Participants expressed concern about the complexity of data release options and the ability of subjects to adequately understand the potential risks and benefits of data sharing. As this study demonstrates, the more complex medical research becomes the more challenging it will be to balance the desire for information and control over decision-making with the need for simplified informed consent processes.

This study focuses on prospective consent for genetic research. However, a major policy question concerns the release of data from samples previously collected with consent for use in future research but no specific consent for data sharing. Participants in this study believe that re-consent should generally be required. However, most seem to agree that the benefits of data sharing and the expense and difficulty of re-consent outweigh their own personal privacy concerns in this context. Their insistence on re-consent is driven by fear of litigation rather than concern about the protection of research participants. This suggests that an exploration of alternative policy solutions may be warranted. For example, we did not explore the option of re-contact with an opt-out provision or the type of waiver of consent with community consultation that is currently used for emergency research,25 but both of these alternatives, and others, deserve further investigation.

This study has several potential limitations. It is possible that the investigators could have introduced bias. However, this risk was minimized by using a carefully designed, open-ended question guide and by having two investigators independently code each transcript. Consensus coding was inclusive, and any discrepancies were resolved by using multiple codes for each segment of text. The focus groups included only interested participants from the ICE study. It is possible that there was a self-selecting bias and that judgments will vary in other populations. Because all focus group participants had participated as a subject in a genetic study, these results may not apply to the general public. However, even among this limited sample of participants, a wide range of perspectives was reported. Finally, as a qualitative study, these results are preliminary and not generalizable. Rather, they should be used to generate hypotheses for future investigation and policy development.

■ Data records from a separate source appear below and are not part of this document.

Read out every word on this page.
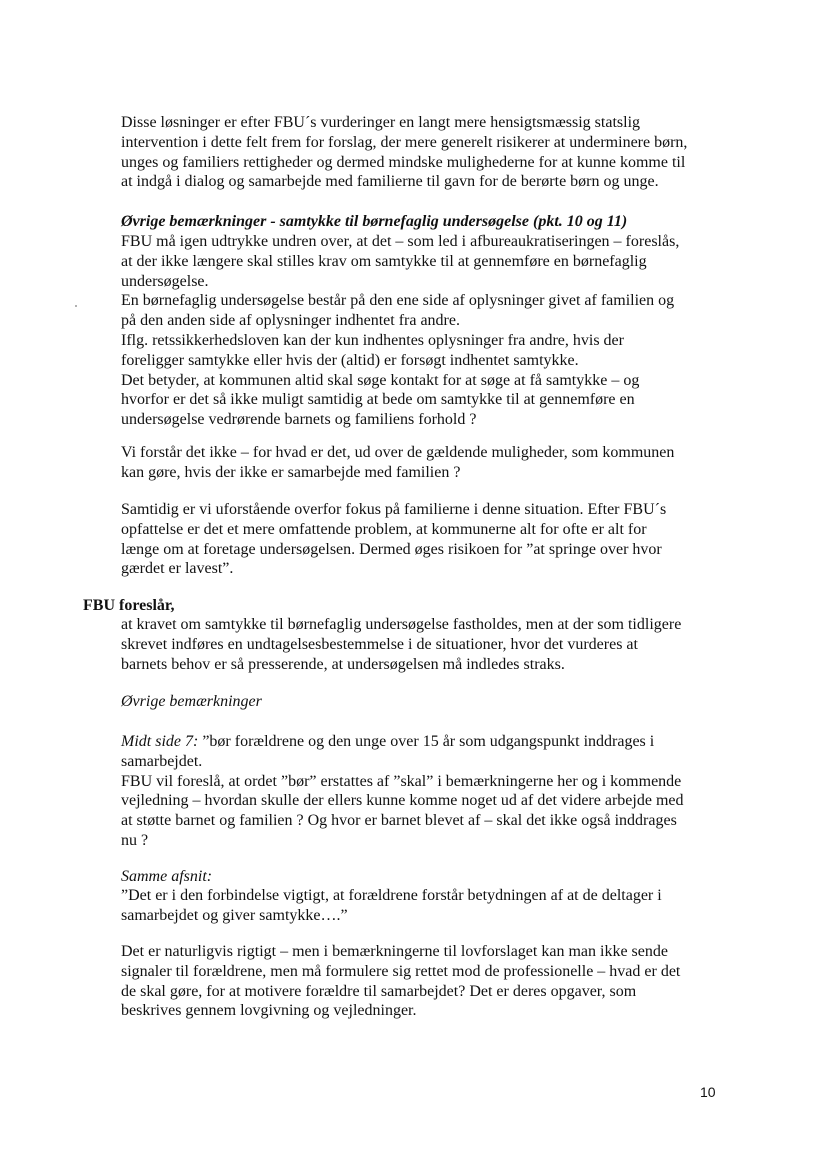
Disse løsninger er efter FBU´s vurderinger en langt mere hensigtsmæssig statslig

intervention i dette felt frem for forslag, der mere generelt risikerer at underminere børn,

unges og familiers rettigheder og dermed mindske mulighederne for at kunne komme til

at indgå i dialog og samarbejde med familierne til gavn for de berørte børn og unge.

Øvrige bemærkninger - samtykke til børnefaglig undersøgelse (pkt. 10 og 11)

FBU må igen udtrykke undren over, at det – som led i afbureaukratiseringen – foreslås,

at der ikke længere skal stilles krav om samtykke til at gennemføre en børnefaglig

undersøgelse.

En børnefaglig undersøgelse består på den ene side af oplysninger givet af familien og

på den anden side af oplysninger indhentet fra andre.

Iflg. retssikkerhedsloven kan der kun indhentes oplysninger fra andre, hvis der

foreligger samtykke eller hvis der (altid) er forsøgt indhentet samtykke.

Det betyder, at kommunen altid skal søge kontakt for at søge at få samtykke – og

hvorfor er det så ikke muligt samtidig at bede om samtykke til at gennemføre en

undersøgelse vedrørende barnets og familiens forhold ?

Vi forstår det ikke – for hvad er det, ud over de gældende muligheder, som kommunen

kan gøre, hvis der ikke er samarbejde med familien ?

Samtidig er vi uforstående overfor fokus på familierne i denne situation. Efter FBU´s

opfattelse er det et mere omfattende problem, at kommunerne alt for ofte er alt for

længe om at foretage undersøgelsen. Dermed øges risikoen for ”at springe over hvor

gærdet er lavest”.

FBU foreslår,

at kravet om samtykke til børnefaglig undersøgelse fastholdes, men at der som tidligere

skrevet indføres en undtagelsesbestemmelse i de situationer, hvor det vurderes at

barnets behov er så presserende, at undersøgelsen må indledes straks.

Øvrige bemærkninger

Midt side 7: ”bør forældrene og den unge over 15 år som udgangspunkt inddrages i

samarbejdet.

FBU vil foreslå, at ordet ”bør” erstattes af ”skal” i bemærkningerne her og i kommende

vejledning – hvordan skulle der ellers kunne komme noget ud af det videre arbejde med

at støtte barnet og familien ? Og hvor er barnet blevet af – skal det ikke også inddrages

nu ?

Samme afsnit:

”Det er i den forbindelse vigtigt, at forældrene forstår betydningen af at de deltager i

samarbejdet og giver samtykke….”

Det er naturligvis rigtigt – men i bemærkningerne til lovforslaget kan man ikke sende

signaler til forældrene, men må formulere sig rettet mod de professionelle – hvad er det

de skal gøre, for at motivere forældre til samarbejdet? Det er deres opgaver, som

beskrives gennem lovgivning og vejledninger.

10
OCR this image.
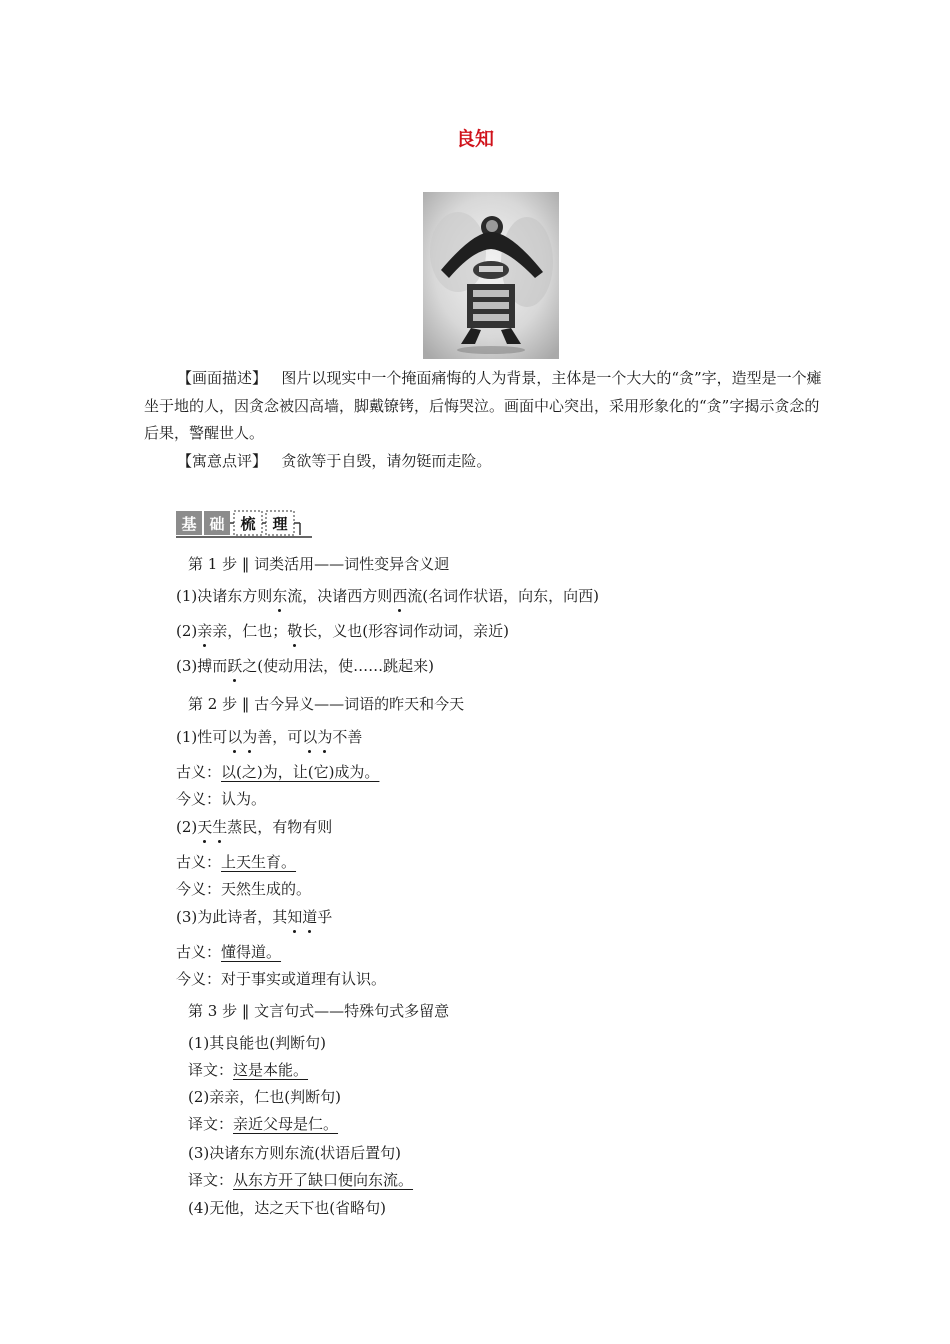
良知
【画面描述】 图片以现实中一个掩面痛悔的人为背景，主体是一个大大的“贪”字，造型是一个瘫坐于地的人，因贪念被囚高墙，脚戴镣铐，后悔哭泣。画面中心突出，采用形象化的“贪”字揭示贪念的后果，警醒世人。
【寓意点评】 贪欲等于自毁，请勿铤而走险。
基 础 梳 理
第 1 步 ‖ 词类活用——词性变异含义迥
(1)决诸东方则东流，决诸西方则西流(名词作状语，向东，向西)
(2)亲亲，仁也；敬长，义也(形容词作动词，亲近)
(3)搏而跃之(使动用法，使……跳起来)
第 2 步 ‖ 古今异义——词语的昨天和今天
(1)性可以为善，可以为不善
古义：以(之)为，让(它)成为。
今义：认为。
(2)天生蒸民，有物有则
古义：上天生育。
今义：天然生成的。
(3)为此诗者，其知道乎
古义：懂得道。
今义：对于事实或道理有认识。
第 3 步 ‖ 文言句式——特殊句式多留意
(1)其良能也(判断句)
译文：这是本能。
(2)亲亲，仁也(判断句)
译文：亲近父母是仁。
(3)决诸东方则东流(状语后置句)
译文：从东方开了缺口便向东流。
(4)无他，达之天下也(省略句)
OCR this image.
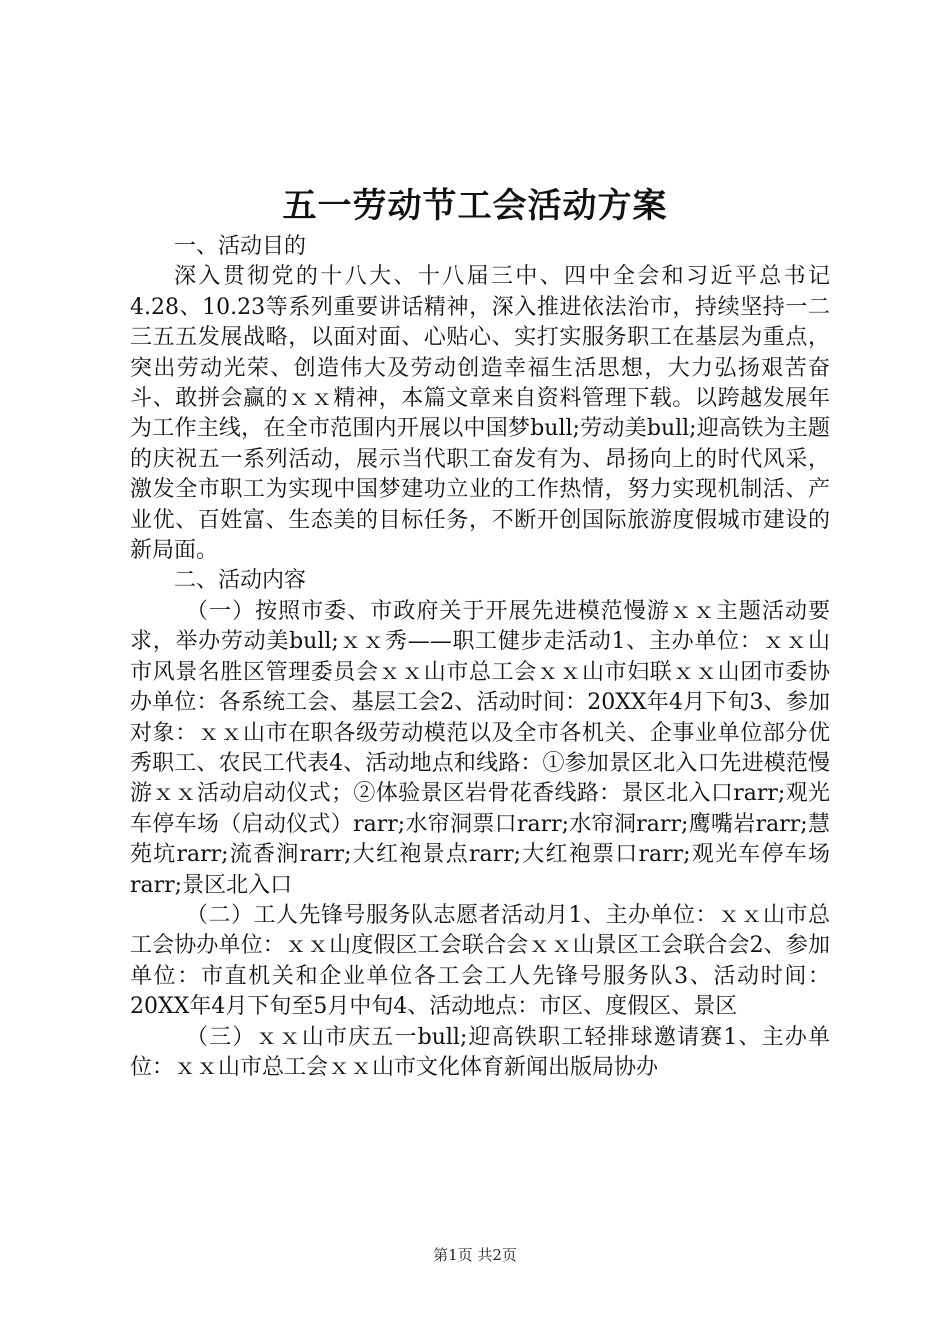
五一劳动节工会活动方案

一、活动目的

深入贯彻党的十八大、十八届三中、四中全会和习近平总书记4.28、10.23等系列重要讲话精神，深入推进依法治市，持续坚持一二三五五发展战略，以面对面、心贴心、实打实服务职工在基层为重点，突出劳动光荣、创造伟大及劳动创造幸福生活思想，大力弘扬艰苦奋斗、敢拼会赢的ｘｘ精神，本篇文章来自资料管理下载。以跨越发展年为工作主线，在全市范围内开展以中国梦bull;劳动美bull;迎高铁为主题的庆祝五一系列活动，展示当代职工奋发有为、昂扬向上的时代风采，激发全市职工为实现中国梦建功立业的工作热情，努力实现机制活、产业优、百姓富、生态美的目标任务，不断开创国际旅游度假城市建设的新局面。

二、活动内容

（一）按照市委、市政府关于开展先进模范慢游ｘｘ主题活动要求，举办劳动美bull;ｘｘ秀——职工健步走活动1、主办单位：ｘｘ山市风景名胜区管理委员会ｘｘ山市总工会ｘｘ山市妇联ｘｘ山团市委协办单位：各系统工会、基层工会2、活动时间：20XX年4月下旬3、参加对象：ｘｘ山市在职各级劳动模范以及全市各机关、企事业单位部分优秀职工、农民工代表4、活动地点和线路：①参加景区北入口先进模范慢游ｘｘ活动启动仪式；②体验景区岩骨花香线路：景区北入口rarr;观光车停车场（启动仪式）rarr;水帘洞票口rarr;水帘洞rarr;鹰嘴岩rarr;慧苑坑rarr;流香涧rarr;大红袍景点rarr;大红袍票口rarr;观光车停车场rarr;景区北入口

（二）工人先锋号服务队志愿者活动月1、主办单位：ｘｘ山市总工会协办单位：ｘｘ山度假区工会联合会ｘｘ山景区工会联合会2、参加单位：市直机关和企业单位各工会工人先锋号服务队3、活动时间：20XX年4月下旬至5月中旬4、活动地点：市区、度假区、景区

（三）ｘｘ山市庆五一bull;迎高铁职工轻排球邀请赛1、主办单位：ｘｘ山市总工会ｘｘ山市文化体育新闻出版局协办

第1页 共2页
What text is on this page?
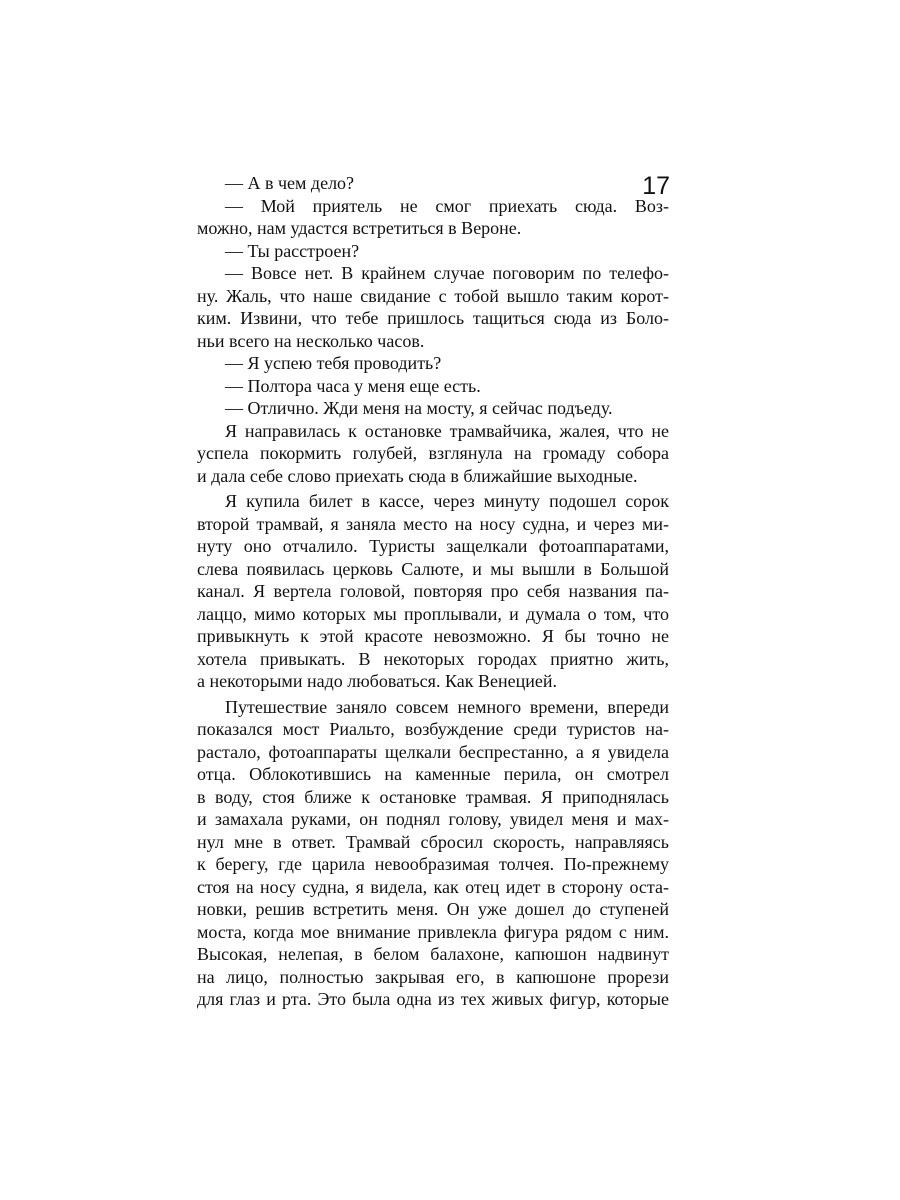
17
— А в чем дело?
— Мой приятель не смог приехать сюда. Воз-
можно, нам удастся встретиться в Вероне.
— Ты расстроен?
— Вовсе нет. В крайнем случае поговорим по телефо-
ну. Жаль, что наше свидание с тобой вышло таким корот-
ким. Извини, что тебе пришлось тащиться сюда из Боло-
ньи всего на несколько часов.
— Я успею тебя проводить?
— Полтора часа у меня еще есть.
— Отлично. Жди меня на мосту, я сейчас подъеду.
Я направилась к остановке трамвайчика, жалея, что не
успела покормить голубей, взглянула на громаду собора
и дала себе слово приехать сюда в ближайшие выходные.
Я купила билет в кассе, через минуту подошел сорок
второй трамвай, я заняла место на носу судна, и через ми-
нуту оно отчалило. Туристы защелкали фотоаппаратами,
слева появилась церковь Салюте, и мы вышли в Большой
канал. Я вертела головой, повторяя про себя названия па-
лаццо, мимо которых мы проплывали, и думала о том, что
привыкнуть к этой красоте невозможно. Я бы точно не
хотела привыкать. В некоторых городах приятно жить,
а некоторыми надо любоваться. Как Венецией.
Путешествие заняло совсем немного времени, впереди
показался мост Риальто, возбуждение среди туристов на-
растало, фотоаппараты щелкали беспрестанно, а я увидела
отца. Облокотившись на каменные перила, он смотрел
в воду, стоя ближе к остановке трамвая. Я приподнялась
и замахала руками, он поднял голову, увидел меня и мах-
нул мне в ответ. Трамвай сбросил скорость, направляясь
к берегу, где царила невообразимая толчея. По-прежнему
стоя на носу судна, я видела, как отец идет в сторону оста-
новки, решив встретить меня. Он уже дошел до ступеней
моста, когда мое внимание привлекла фигура рядом с ним.
Высокая, нелепая, в белом балахоне, капюшон надвинут
на лицо, полностью закрывая его, в капюшоне прорези
для глаз и рта. Это была одна из тех живых фигур, которые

There are several hypotheses that can be generated from these data and deserve further investigation (Table 5). What we know is that at least one cohort of research participants strongly desire information about and control over decision-making for DNA data release and that although they are generally supportive of widespread data sharing within the scientific community, they fear access by others. Thus, given a choice, participants prefer restricted data release. However, if the only option is public access or no access, the altruistic motives of participants lead them to choose unrestricted data broadcast. This suggests that language about data sharing should be included in the consent process for genetic research, but the effects of different options on consent deserves further investigation. As one participant summarized, the most important thing is to “Let them know up front, … keep it simple, keep it correct, and never lie” (Participant 4, male, patient).